10. BÖLÜM: "N'aparsın?"

278 21 10
                                    

Multi: Zeyd Ali Suvaroğlu

Sürç-i lisan ettiysek affola.

Zeyd Ali SUVAROĞLU...

Burnumda miski amber kokusu, koynumda sıcacık bir beden, ellerimin altında kadife bir ten... Cennet bu olsa gerekti, Vuslat benim bu dünyadaki cennetimdi. Yüzünü görebilmek için onu uyandırmadan biraz doğrulup dirseğime dayandım. Gece karası saçları beyaz çarşaflara dağılmış, yüzü göğsüme denk gelecek şekilde bana dönük düzenli nefes alışverişlerle uyuyordu. Neredeyse bir ay olacaktı evleneli, aramızda hiçbir şey olmamıştı aynı zamanda çok şey olmuştu. O gece kapıyı çarpıp çıktığımda ne gariptir ki gidecek hiçbir yerim yok gibi hissetmiştim. Benim Vuslat'tan başka gidecek yerim yoktu, gitsem bile ondan ne kadar gidebilirdim ki.

Hiç durmadan nereye gittiğimi bilmeden öylece sürmüştüm. O gece kızgınlık ve kırgınlık kuyusundan beni yarenim ve yaverim kurtarmıştı, Resul ve Amed. Her dost gibi yanımda olmuşlar suskunluğuma ortak olmuşlardı. Dağın başında açık havada insan nefes alamaz mıydı, ben o gece alamıyordum işte. Umutsuzluk ciğerlerime kadar çöreklenmişti. Resul ise omzumu sıkıp tek bir şey söylemişti.

"Evine git, merak etmeyesin derdi veren devasını da verir."

Dert ve deva... İkisi de aynı bedende hayat bulmuştu lakin bu derde can kurbandı devası yoksa bile bu can katlanırdı.

Gece yarısı odamıza girdiğimde uyumasını fırsat bilip kırgın gönlümü ona sarılarak iyileştirdim. Benim gönlüm ona ne kadar dargın kalabilirdi ki affetmek için neden bile gözetmezdi. O gece küçük bedenine sarılarak konuşmuş daha sonrasında kokusuyla uyuya kalmıştım.

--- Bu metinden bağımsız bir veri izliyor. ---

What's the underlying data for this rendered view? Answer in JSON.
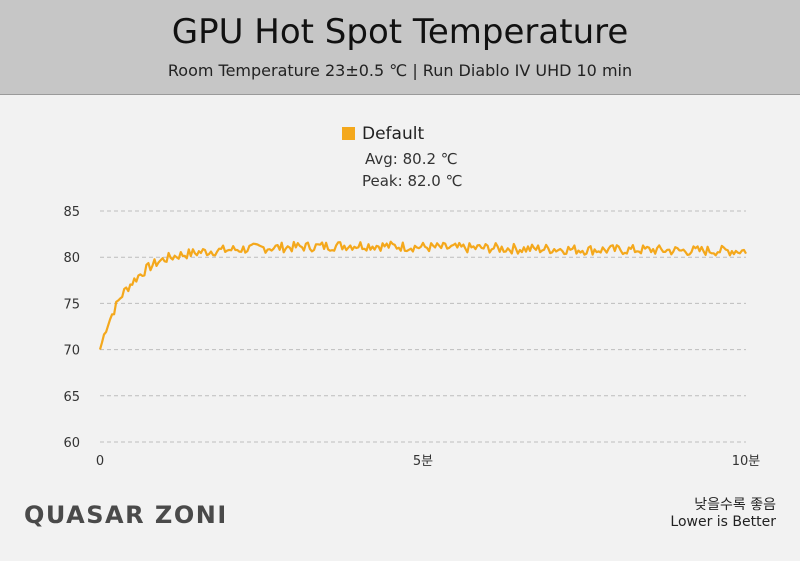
{
  "chart_data": {
    "type": "line",
    "title": "GPU Hot Spot Temperature",
    "subtitle": "Room Temperature 23±0.5 ℃  |  Run Diablo IV UHD 10 min",
    "series": [
      {
        "name": "Default",
        "color": "#f4a81c",
        "stats": {
          "avg": "Avg: 80.2 ℃",
          "peak": "Peak: 82.0 ℃"
        },
        "x": [
          0,
          0.1,
          0.2,
          0.3,
          0.4,
          0.5,
          0.6,
          0.7,
          0.8,
          0.9,
          1.0,
          1.2,
          1.4,
          1.6,
          1.8,
          2.0,
          2.5,
          3.0,
          3.5,
          4.0,
          4.5,
          5.0,
          5.5,
          6.0,
          6.5,
          7.0,
          7.5,
          8.0,
          8.5,
          9.0,
          9.5,
          10.0
        ],
        "y": [
          70.0,
          72.5,
          74.0,
          75.5,
          76.5,
          77.3,
          78.0,
          78.6,
          79.1,
          79.5,
          79.8,
          80.2,
          80.4,
          80.6,
          80.7,
          80.8,
          81.0,
          81.1,
          81.2,
          81.3,
          81.2,
          81.1,
          81.0,
          81.0,
          80.9,
          80.9,
          80.8,
          80.8,
          80.8,
          80.7,
          80.7,
          80.7
        ]
      }
    ],
    "xlim": [
      0,
      10
    ],
    "ylim": [
      60,
      85
    ],
    "yticks": [
      60,
      65,
      70,
      75,
      80,
      85
    ],
    "xticks": [
      {
        "value": 0,
        "label": "0"
      },
      {
        "value": 5,
        "label": "5분"
      },
      {
        "value": 10,
        "label": "10분"
      }
    ],
    "grid": true,
    "legend_position": "top-center"
  },
  "logo": {
    "text": "QUASAR ZONE"
  },
  "note": {
    "ko": "낮을수록 좋음",
    "en": "Lower is Better"
  }
}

Sabah ondan önce uyanıp işlerimi halletmek için erkenden otele gitmiştim. Amacım ona biraz alan açmaktı, beni görmezse yanında yöresinde olmazsam biraz daha iyi olur diye düşünmüştüm. Eve döndüğümde ailemin yanında her zamanki gibiydi, ne çok yakın ne çok uzak o daima hissettirdiği mesafeyle hiçbir şey değişmemiş gibiydi. Ta ki odamıza geçene kadar, o vakit anlamıştım bir şeylerin değiştiğini.

Bana "senden nefret etmek istesem de yapamıyorum" demişti. Başka söze gerek yoktu bana küçükte olsa bir adım atmıştı. Ömrüm onun adım attığı yollara feda olsundu.

Yüzüne gelen saçlarını uzaklaştırdım. Bir pamuk kadar yumuşak olan yanağını elimin tersiyle okşadım. Gözünün çaprazında elmacık kemiğinin üstünde kalan ve dudağının altındaki minik beninin üstünden geçirdim parmağımın tersini. O küçük noktaları öpmemek için kendimle mücadele ediyordum fakat konu Vuslat olunca ne mücadele edebilirdim ne de savaşabilirdim.

Yavaşça yaklaşıp elmacık kemiğinin üstündeki beni içim titreyerek öptüm daha sonra da aynı hassasiyetle belki biraz oyalanarak dudağının yakınındaki çenesinde olan beni öptüm. Ondan uzaklaşırken gözleri açık ve kehribarın en açık tonuna hakim olduğunu gördüm. Öperken yakalanmıştım iyi ki de yakalanmıştım. Yüzlerimizin arasında santimler varken onun kehribarlarını bu denli yakından görebilme şerefine erişmişken nasıl geri çekilmem beklenebilirdi. Yapamadım, bir santim dahi müptelası olduğum gözlerinden gözlerimi alamadım.

"Seni yatağa almamalıydım," dedi kısık bir sesle gözlerimin içine bakarken.

Kaşlarım hafiften çatılırken önce dolgun dudaklarına sonra odağımı tekrar gözlerine çekip konuştum. "Pişman mısın?"

"Hayır," dediğinde dürüstlüğüne gülümsedim. Utanmış olacak ki gözlerini kaçırarak homurdanmaya başladı. "Fazla anlam yükleme fıtık mıtık olma diye birlikte uyuyoruz."